Students were investigating the motion of hanging springs with weights attached. (Vague question: how fast will the spring go up and down? Answer: it depends. Follow-up: depends on what? Answers: many, including weight and ‘how far you pull it,’ i.e., amplitude.)
So we make better definitions and better questions, get the equipment, and measure. In one phase of this multi-day investigation, students studied how the amplitude affected the period of this vertical spring thing.
If you remember your high-school physics, you may recall that amplitude has no (first-order) effect (just as weight has no effect in a pendulum). So it was interesting to have students make a pre-measurement prediction (often, that the relationship would be linear and increasing) and then turn them loose to discover that there is no effect and to try to explain why.

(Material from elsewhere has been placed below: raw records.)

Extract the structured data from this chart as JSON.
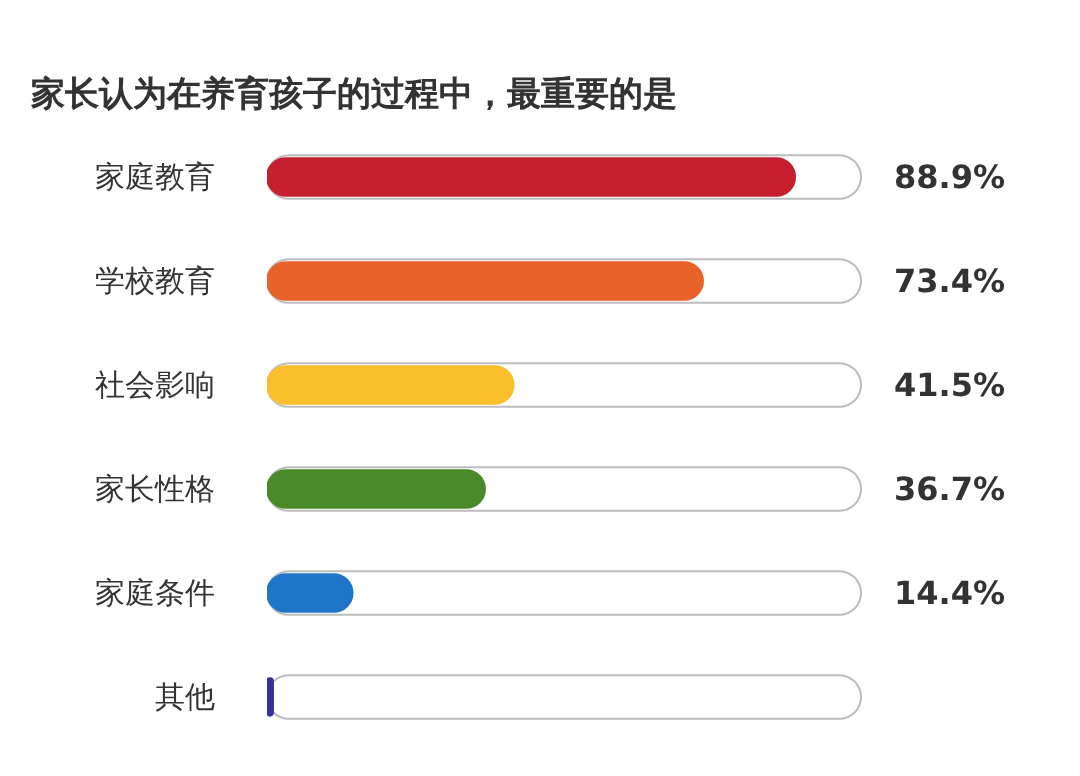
{
  "chart_data": {
    "type": "bar",
    "orientation": "horizontal",
    "title": "家长认为在养育孩子的过程中，最重要的是",
    "categories": [
      "家庭教育",
      "学校教育",
      "社会影响",
      "家长性格",
      "家庭条件",
      "其他"
    ],
    "values": [
      88.9,
      73.4,
      41.5,
      36.7,
      14.4,
      1.0
    ],
    "colors": [
      "#c61f30",
      "#e8622a",
      "#fbbf2c",
      "#4a8a2b",
      "#1f75c8",
      "#36309a"
    ],
    "value_labels": [
      "88.9%",
      "73.4%",
      "41.5%",
      "36.7%",
      "14.4%",
      null
    ],
    "grid": false
  }
}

Enter Strom, after a fashion
Let us leave the issue of how the students measured period for another post. But one very capable and conscientious group found the following periods, in seconds, for four different amplitudes:
0.8, 0.8, 0.8, 0.8
Many of my colleagues in the project were happy with this result. The students found out—and commented—that their prediction had been wrong. So the main point of the lesson was achieved. But as a data guy, I heard the echo of Stephen Strom.

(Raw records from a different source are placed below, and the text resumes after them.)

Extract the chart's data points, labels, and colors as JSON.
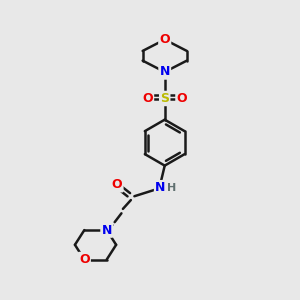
{
  "bg_color": "#e8e8e8",
  "bond_color": "#1a1a1a",
  "bond_width": 1.8,
  "atom_colors": {
    "C": "#1a1a1a",
    "N": "#0000ee",
    "O": "#ee0000",
    "S": "#bbbb00",
    "H": "#607070"
  },
  "font_size": 9,
  "font_size_h": 8
}
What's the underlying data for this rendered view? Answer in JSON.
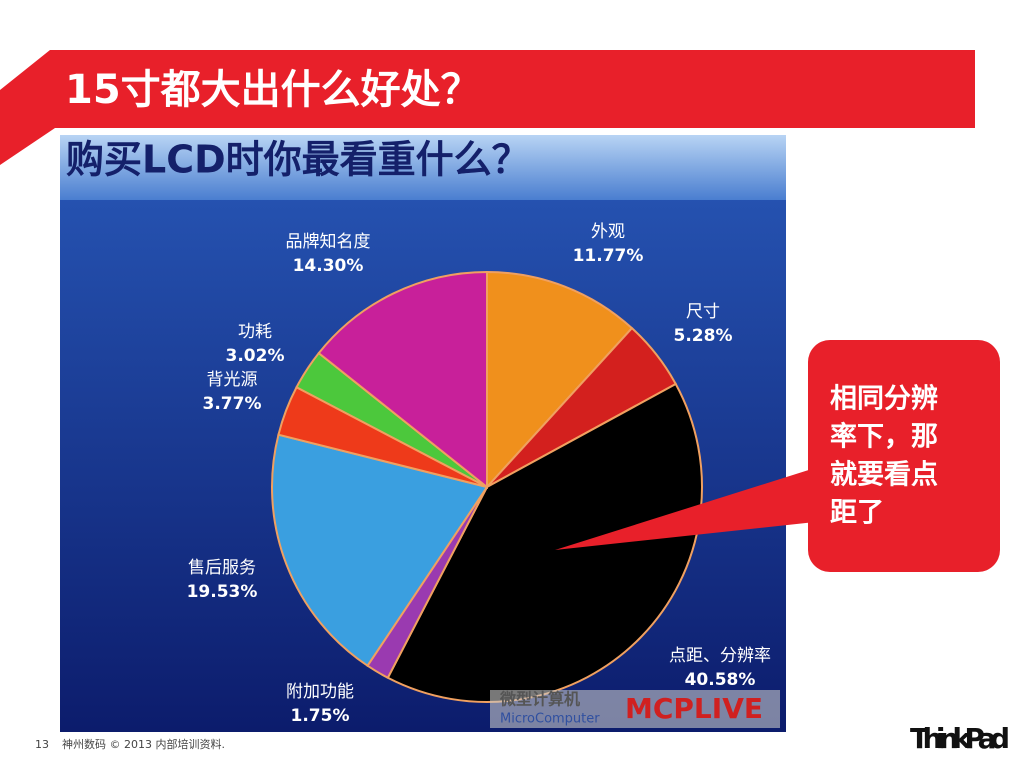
{
  "slide": {
    "title": "15寸都大出什么好处？",
    "callout": [
      "相同分辨",
      "率下，那",
      "就要看点",
      "距了"
    ],
    "page_number": "13",
    "footer": "神州数码 © 2013 内部培训资料.",
    "logo": "ThinkPad",
    "watermark": [
      "微型计算机",
      "MicroComputer",
      "MCPLIVE"
    ]
  },
  "chart_data": {
    "type": "pie",
    "title": "购买LCD时你最看重什么？",
    "categories": [
      "外观",
      "尺寸",
      "点距、分辨率",
      "附加功能",
      "售后服务",
      "背光源",
      "功耗",
      "品牌知名度"
    ],
    "values": [
      11.77,
      5.28,
      40.58,
      1.75,
      19.53,
      3.77,
      3.02,
      14.3
    ],
    "value_labels": [
      "11.77%",
      "5.28%",
      "40.58%",
      "1.75%",
      "19.53%",
      "3.77%",
      "3.02%",
      "14.30%"
    ],
    "colors": [
      "#f0901c",
      "#d3201e",
      "#000000",
      "#9a3ab0",
      "#3a9fe0",
      "#ee3a1a",
      "#4cc83c",
      "#c8209a"
    ]
  }
}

I didn’t expect a dramatic deviation, but I wanted to see some variability. It seemed to me just good policy to wonder if those 0.8’s were as identical as they looked. Are they all 0.81, for example? All 0.813? Or are they really 0.79, 0.84, 0.80, and 0.78?
I asked the students. One girl said that they could be different, but whatever they were, they would certainly all round to 0.8, so that’s what she should report. I pushed her on this. She made two points:
- It’s bad policy to report too many decimal places.
- Any variability would be due to things they could not control such as wind or the way they released the spring. So any deviation was irrelevant to the main point, namely, that amplitude has no effect.
Isn’t this interesting? The student is right in so many ways. She has thought about uncontrolled variables and recognizes that they introduce variability. Her sense of the physics, and of the model, is really good.
But without measuring the variability, she can’t say how much variability there might be. She can’t detect fine deviations from her new, no-effect model.
At the high-school level, though, should we be asking students to dig deeper to find the variability in data, especially in physics as opposed to stats?
I think so, but not so they can find higher-order effects or calculate some measure of spread. My gut reaction to the data was that I should see variability (like Strom) because data that’s too “good” looks faked (e.g., Mendel) or lazy. Laziness might be too harsh—but data without variability might at least indicate a lack of curiosity: the researcher stopped before they found out what was really going on.
Also, a lack of variability might result from a mistake: a problem with the procedure so that it artificially gives the same value regardless of the situation, the data-analytic equivalent of a stuck gauge. So you should check it out.
Not that these students were lazy, or faked their data, or had a stuck gauge. They were hard-working and smart. But there is a data practice here, a habit of mind they didn’t have. They should see a red flag when data are “too good.” Data that fit too well should propel students at the high-school level to measure more precisely so they can find the inevitable variability.
Once they see that variability, they can try to explain it or discount it. This will be informal at first, but it will gradually become more quantitative and analytical. At the very least, they can acknowledge it in their write-up.
Core Standards Note
I was hoping I could make a great connection to the CCSS Standards for Mathematical Practice at #6, “Attend to Precision.” One could make that case, but reading the text, I think it’s a stretch: that standard is more concerned with precision in language, description, and argumentation than this kind of thing. The phrase “express numerical answers with a degree of precision appropriate for the problem context” appears, but I suspect they’re not thinking about these issues but more like “not giving too many decimal places.”